Thanks for contacting us. We're moving this issue to the Next sprint planning milestone for future evaluation / consideration. We will evaluate the request when we are planning the work for the next milestone. To learn more about what to expect next and how this issue will be handled you can read more about our triage process here.

amoorthaemer commented 3 years ago

@pranavkm well I'm not opening model validation. Just wanted to move it to a different handler. I stumbled upon this example and wanted to use it to accomplish my goals. The thing is that when I'm using validation attributes ASPNET Core returns a 400 but the response isn't formatted according RFC 7807. Because I have modelled all other 400's using ProblemDetails as the response it becomes very "difficult" to parse the response in a generic way., Maybe there is another solution, but I didn't find it. Maybe you can elaborate on this?

TIA

/Cheers Bert

amoorthaemer commented 3 years ago

@pranavkm Sorry, my bad. I had a new InvalidModelStateResponseFactory and this returned the wrong model. But, still the IObjectModelValidator shouldn't behave as it does now. Besides that, you can close this.

Thanks

Bert

MaceWindu commented 3 years ago

@amoorthaemer , example in documentation is not correct, as it leaves model in unvalidated state, which doesn't work at least with [FromBody] and [FromHeaders] parameters.

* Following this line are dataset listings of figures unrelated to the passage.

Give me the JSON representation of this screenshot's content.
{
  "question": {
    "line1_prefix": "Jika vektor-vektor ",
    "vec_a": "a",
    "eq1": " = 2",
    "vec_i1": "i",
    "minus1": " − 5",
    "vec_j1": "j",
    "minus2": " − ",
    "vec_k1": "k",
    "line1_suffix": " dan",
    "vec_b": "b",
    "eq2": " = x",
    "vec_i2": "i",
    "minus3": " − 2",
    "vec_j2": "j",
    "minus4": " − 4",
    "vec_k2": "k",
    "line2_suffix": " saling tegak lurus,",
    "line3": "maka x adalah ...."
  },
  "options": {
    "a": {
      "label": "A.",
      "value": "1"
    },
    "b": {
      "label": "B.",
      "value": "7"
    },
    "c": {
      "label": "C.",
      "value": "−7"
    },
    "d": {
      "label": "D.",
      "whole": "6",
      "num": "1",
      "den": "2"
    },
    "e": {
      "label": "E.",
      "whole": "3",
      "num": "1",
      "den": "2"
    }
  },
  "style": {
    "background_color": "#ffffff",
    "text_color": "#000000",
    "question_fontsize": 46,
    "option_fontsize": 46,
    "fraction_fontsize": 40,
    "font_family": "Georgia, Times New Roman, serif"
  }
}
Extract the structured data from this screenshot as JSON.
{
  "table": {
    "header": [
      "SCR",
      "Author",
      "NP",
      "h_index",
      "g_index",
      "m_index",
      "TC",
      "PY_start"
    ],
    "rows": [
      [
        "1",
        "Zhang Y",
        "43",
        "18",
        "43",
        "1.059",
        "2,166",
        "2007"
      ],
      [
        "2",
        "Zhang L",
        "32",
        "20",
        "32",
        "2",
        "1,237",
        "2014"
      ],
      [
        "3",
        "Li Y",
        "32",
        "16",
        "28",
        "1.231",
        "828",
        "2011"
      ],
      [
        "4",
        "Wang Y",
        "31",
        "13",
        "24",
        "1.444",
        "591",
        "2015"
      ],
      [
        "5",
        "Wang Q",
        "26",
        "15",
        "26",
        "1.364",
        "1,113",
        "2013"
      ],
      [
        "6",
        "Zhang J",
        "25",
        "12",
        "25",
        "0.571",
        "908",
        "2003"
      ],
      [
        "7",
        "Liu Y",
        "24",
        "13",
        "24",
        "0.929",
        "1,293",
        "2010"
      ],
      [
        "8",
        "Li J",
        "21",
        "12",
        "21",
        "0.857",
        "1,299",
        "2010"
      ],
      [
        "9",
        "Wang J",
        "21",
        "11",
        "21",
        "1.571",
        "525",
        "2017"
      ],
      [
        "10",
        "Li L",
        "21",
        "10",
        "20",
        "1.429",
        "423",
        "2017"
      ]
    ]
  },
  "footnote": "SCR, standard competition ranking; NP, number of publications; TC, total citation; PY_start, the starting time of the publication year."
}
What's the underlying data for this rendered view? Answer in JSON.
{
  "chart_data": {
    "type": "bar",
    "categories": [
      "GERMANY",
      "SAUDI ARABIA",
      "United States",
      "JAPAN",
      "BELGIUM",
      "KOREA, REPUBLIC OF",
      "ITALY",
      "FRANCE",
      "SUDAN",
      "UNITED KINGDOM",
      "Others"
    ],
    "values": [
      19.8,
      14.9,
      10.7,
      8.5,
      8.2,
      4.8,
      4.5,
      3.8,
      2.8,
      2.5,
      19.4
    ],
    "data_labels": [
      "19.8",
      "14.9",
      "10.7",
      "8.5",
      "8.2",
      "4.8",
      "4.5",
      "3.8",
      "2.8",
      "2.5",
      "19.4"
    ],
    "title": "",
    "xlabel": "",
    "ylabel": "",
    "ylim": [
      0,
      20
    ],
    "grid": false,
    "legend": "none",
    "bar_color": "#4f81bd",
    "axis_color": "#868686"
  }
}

Validate body should look like that:

void IObjectModelValidator.Validate(ActionContext actionContext, ValidationStateDictionary validationState, string prefix, object model)
{
    foreach (var entry in actionContext.ModelState.Values)
    {
        // or ModelValidationState.Valid
        entry.ValidationState = ModelValidationState.Skipped;
    }
}
pranavkm commented 3 years ago

Thanks, I think @MaceWindu's response should address this. I've removed the section from our doc article, it's not something we would recommend for most users, so I'll consider this issue resolved.